For Redskins fans, it's probably a tough pill to swallow that the Eagles are in the Super Bowl. Making matters worse, Philadelphia got to the championship game without their star quarterback Carson Wentz.

Beyond the feelings that fandom incites, which are real and severe, what does the Eagles' breakthrough season mean for Washington? Let's take a look. 

Perhaps the most incredible part of the Eagles' success is that wunderkind QB Wentz is not at the helm. The second-year player was an MVP candidate all season but got injured late in the year. Nick Foles, the Philly backup, took over and played well in both Eagles' playoff wins. 

Does that mean much, if anything, for the Redskins? 

Some will argue it means Washington should not look to invest top dollar in QB Kirk Cousins.
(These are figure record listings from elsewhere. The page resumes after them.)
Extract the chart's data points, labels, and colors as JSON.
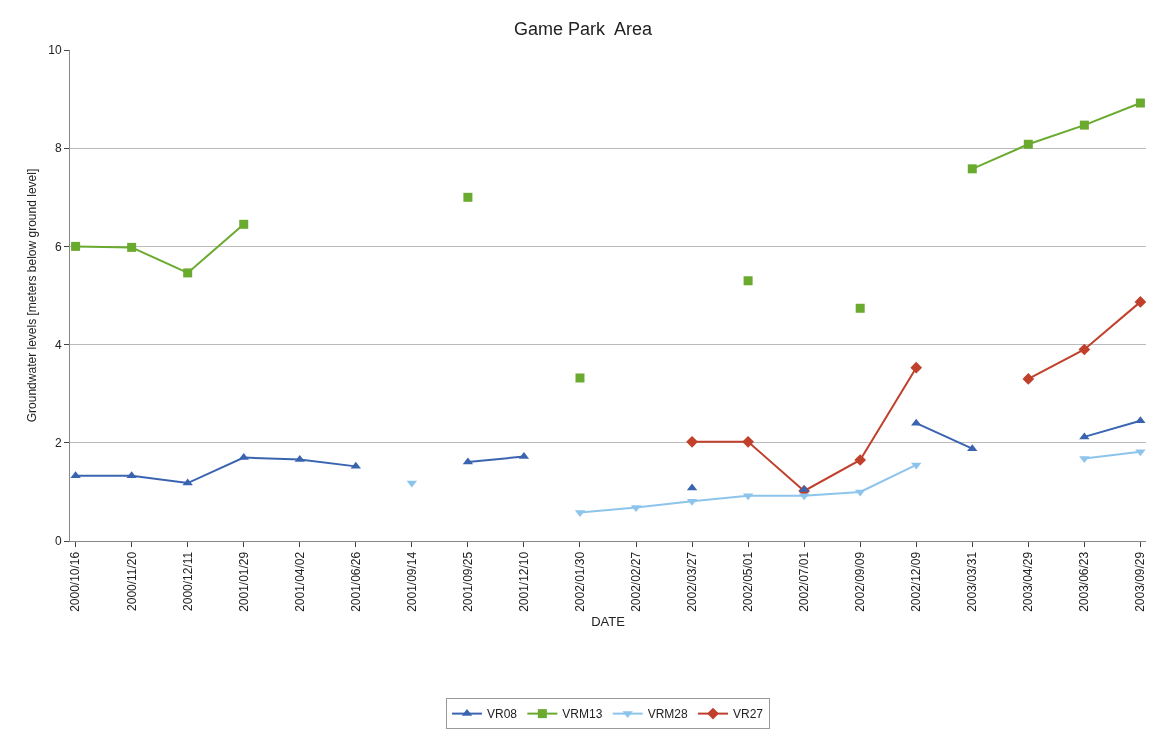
{
  "chart_data": {
    "type": "line",
    "title": "Game Park  Area",
    "xlabel": "DATE",
    "ylabel": "Groundwater levels [meters below ground level]",
    "categories": [
      "2000/10/16",
      "2000/11/20",
      "2000/12/11",
      "2001/01/29",
      "2001/04/02",
      "2001/06/26",
      "2001/09/14",
      "2001/09/25",
      "2001/12/10",
      "2002/01/30",
      "2002/02/27",
      "2002/03/27",
      "2002/05/01",
      "2002/07/01",
      "2002/09/09",
      "2002/12/09",
      "2003/03/31",
      "2003/04/29",
      "2003/06/23",
      "2003/09/29"
    ],
    "series": [
      {
        "name": "VR08",
        "color": "#3a64b0",
        "marker": "triangle",
        "values": [
          1.33,
          1.33,
          1.18,
          1.7,
          1.66,
          1.52,
          null,
          1.61,
          1.72,
          null,
          null,
          1.08,
          null,
          1.05,
          null,
          2.4,
          1.88,
          null,
          2.12,
          2.45
        ]
      },
      {
        "name": "VRM13",
        "color": "#6aaa2e",
        "marker": "square",
        "values": [
          6.0,
          5.98,
          5.46,
          6.45,
          null,
          null,
          null,
          7.0,
          null,
          3.32,
          null,
          null,
          5.3,
          null,
          4.74,
          null,
          7.58,
          8.08,
          8.47,
          8.92
        ]
      },
      {
        "name": "VRM28",
        "color": "#8cc4ec",
        "marker": "triangle-down",
        "values": [
          null,
          null,
          null,
          null,
          null,
          null,
          1.18,
          null,
          null,
          0.58,
          0.68,
          0.81,
          0.92,
          0.92,
          1.0,
          1.55,
          null,
          null,
          1.68,
          1.82
        ]
      },
      {
        "name": "VR27",
        "color": "#c0402c",
        "marker": "diamond",
        "values": [
          null,
          null,
          null,
          null,
          null,
          null,
          null,
          null,
          null,
          null,
          null,
          2.02,
          2.02,
          1.02,
          1.65,
          3.53,
          null,
          3.3,
          3.9,
          4.87
        ]
      }
    ],
    "ylim": [
      0,
      10
    ],
    "yticks": [
      0,
      2,
      4,
      6,
      8,
      10
    ],
    "grid": "y",
    "legend": "bottom",
    "line_style": "solid"
  }
}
Foles is not considered a top-flight quarterback and still was able to maneuver his squad to the Super Bowl.

Whether or not that argument makes sense, Redskins fans should prepare to hear a lot of it over the next two weeks. 

There is also a theory that the Redskins should eschew spending at QB in favor of spending on defense. 

That may very well be the right move, but don't look to the Eagles to support the theory. 

Philadelphia spent $47 million on the defensive side of the ball in 2017. On offense, they spent $56 million.

What is definitely true?

The Eagles played terrific football in the postseason, and catapulted through the NFC by playing the underdog role.

Redskins fans might hate it, but the Eagles absolutely earned their Super Bowl appearance. 

That doesn't mean Redskins fans have to like it. 

Philadelphia has never won a Super Bowl. 

Now, standing in the way of their first Lombardi Trophy: Bill Belichick, Tom Brady and the New England Patriots.